How to Grow Regen Ag without Carbon Credits
How Fractal Ag uses a minority equity position in farmland to switch acres to regenerative agriculture
This is a summary of episode 389 of the Reversing Climate Change podcast. You can listen to the episode on Apple Podcasts, Spotify, YouTube, or wherever you enjoy your shows. You can also listen to/watch the full episode right below this paragraph.
Quick Takeaways
Many early soil carbon entrepreneurs faced a fork in the road: double down on agriculture or abandon it.
Soil carbon markets have promise but depend on slow verification cycles and uncertain demand.
Agricultural systems deliver many benefits beyond carbon sequestration.
Programs that enroll farmers can take years before credits actually appear.
Some recent success in soil carbon reflects projects started years ago.
Policy uncertainty has shaped many soil carbon business models.
Emma Fuller decided to step outside the carbon credit paradigm entirely.
Her company, Fractal Agriculture, invests directly into farmland equity.
The goal is to improve soil and ecological outcomes through ownership and incentives.
Farmers avoid the complexity of MRV systems and carbon registries.
Investors gain exposure to farmland rather than relying on credit markets.
Sometimes the simplest solution is to intervene further upstream in the system.
The Fork in the Road After Soil Carbon
For people who worked in the early wave of soil carbon commercialization, the experience produced a kind of fork in the road.
Some people went deeper into agriculture. Others ran the opposite direction.
Emma Fuller chose the first path.
Part of that choice was practical. She had already spent years working in agriculture before soil carbon markets emerged, and she knew that the promise of carbon was only one piece of a much larger system.
Farms influence biodiversity, habitat, water quality, and soil health. Carbon sequestration is real, but it sits inside a broader ecological and economic landscape.
That perspective made it easier to keep working in agriculture even as the carbon market itself proved complicated.
The Slow Reality of Soil Carbon Markets
From the outside, the soil carbon industry can look volatile.
At times it seems to surge forward with new credits and projects. At other moments it appears stalled by policy uncertainty or limited demand from buyers.
But part of that volatility is simply a reflection of how agriculture works.
Programs that enroll farmers take years to unfold. Farmers adopt new practices. Soil carbon accumulates slowly. Verification frameworks take time to measure the results.
Many of the credits appearing on the market today were set in motion three to five years ago.
That lag makes it difficult to interpret what’s happening in real time. A burst of activity may simply reflect work that was done years earlier.
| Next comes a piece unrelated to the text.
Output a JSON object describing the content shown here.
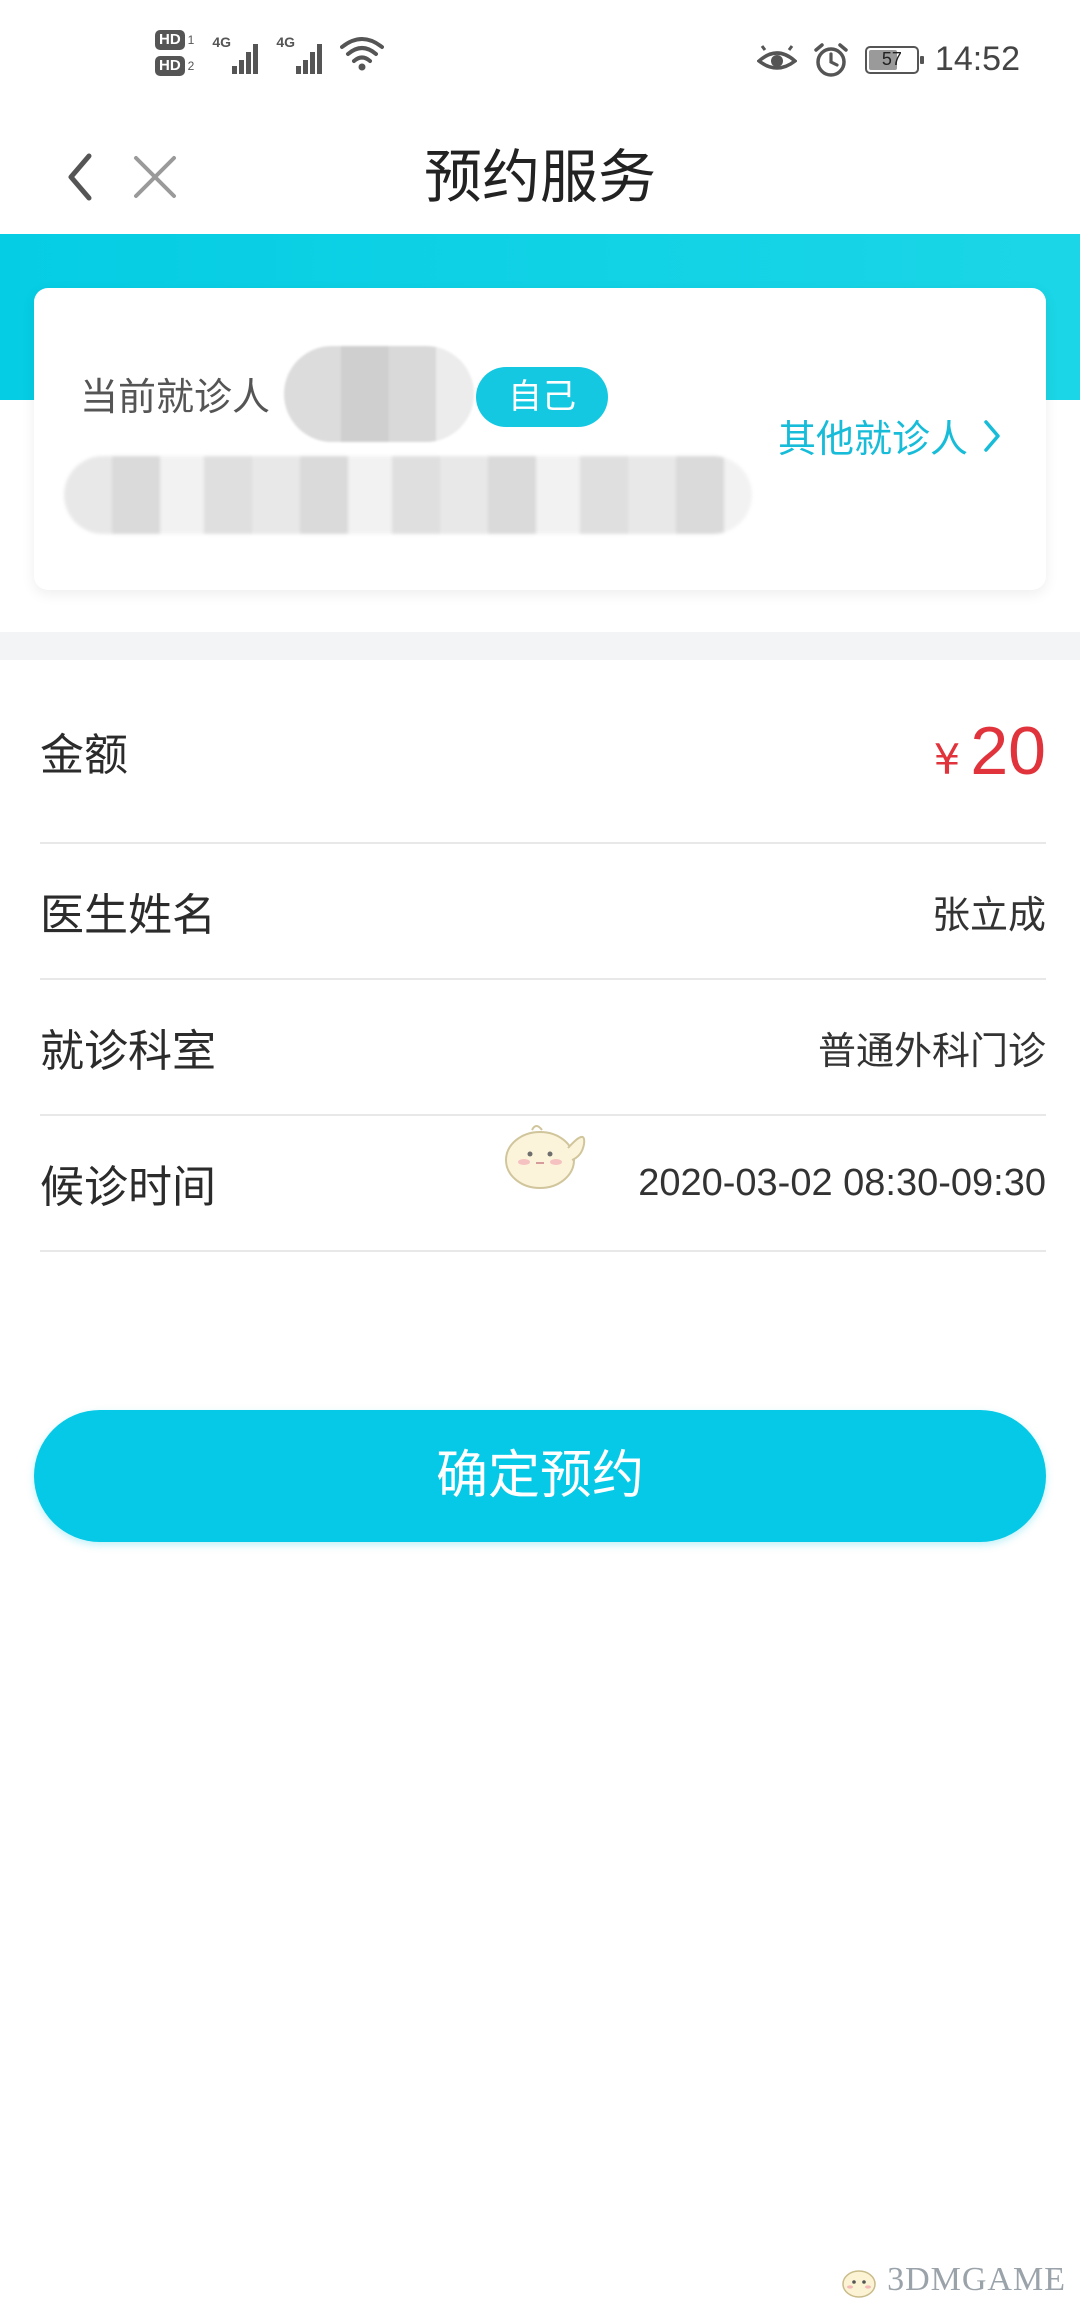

And it also means that building businesses around those markets requires patience—and often a degree of faith about where policy and demand might eventually land.
The Problem With Betting on Policy
For Emma, one of the hardest parts of the soil carbon business model was how much it relied on things outside a company’s control.
Many projects implicitly depended on policy shifts that would expand demand for carbon credits or make them easier to use. But policy can move slowly, and sometimes in the opposite direction.
That uncertainty made it difficult to build a business that could reliably support farmers over the long term.
So Emma asked a different question.
What if the goal wasn’t to make soil carbon markets work better?
What if the goal was simply to create agricultural systems that delivered the same environmental benefits without needing those markets at all?
Moving One Layer Upstream
That question led to a different design.
Instead of measuring soil carbon and selling credits, Emma and her cofounder built Fractal Agriculture, a platform that invests equity directly into farmland.
The idea is straightforward: align incentives between investors and farmers to improve land management over time.
When soil health improves, farms become more productive and resilient. Environmental benefits—including carbon sequestration—follow from those practices.
But the system no longer depends on carbon accounting to generate revenue.
Farmers don’t need to navigate registries or MRV frameworks. Investors aren’t betting on the future price of carbon credits.
The intervention happens one level higher in the system: ownership and incentives.
A Different Way to Think About Climate Solutions
The broader lesson from Emma’s work is not that carbon markets are useless.
For some sectors they may be essential.
But it’s easy for climate entrepreneurs to assume that every environmental benefit must be routed through the same market infrastructure: measurement, credits, buyers, and registries.
Sometimes the better move is to zoom out and ask a simpler question.
Where is the leverage point in the system?
In this case, the answer wasn’t another marketplace or verification method.
It was farmland itself.
By stepping further upstream, Emma’s approach aims to achieve many of the same environmental outcomes while removing several layers of complexity along the way.
And that kind of first-principles thinking may be exactly what the climate space needs more of.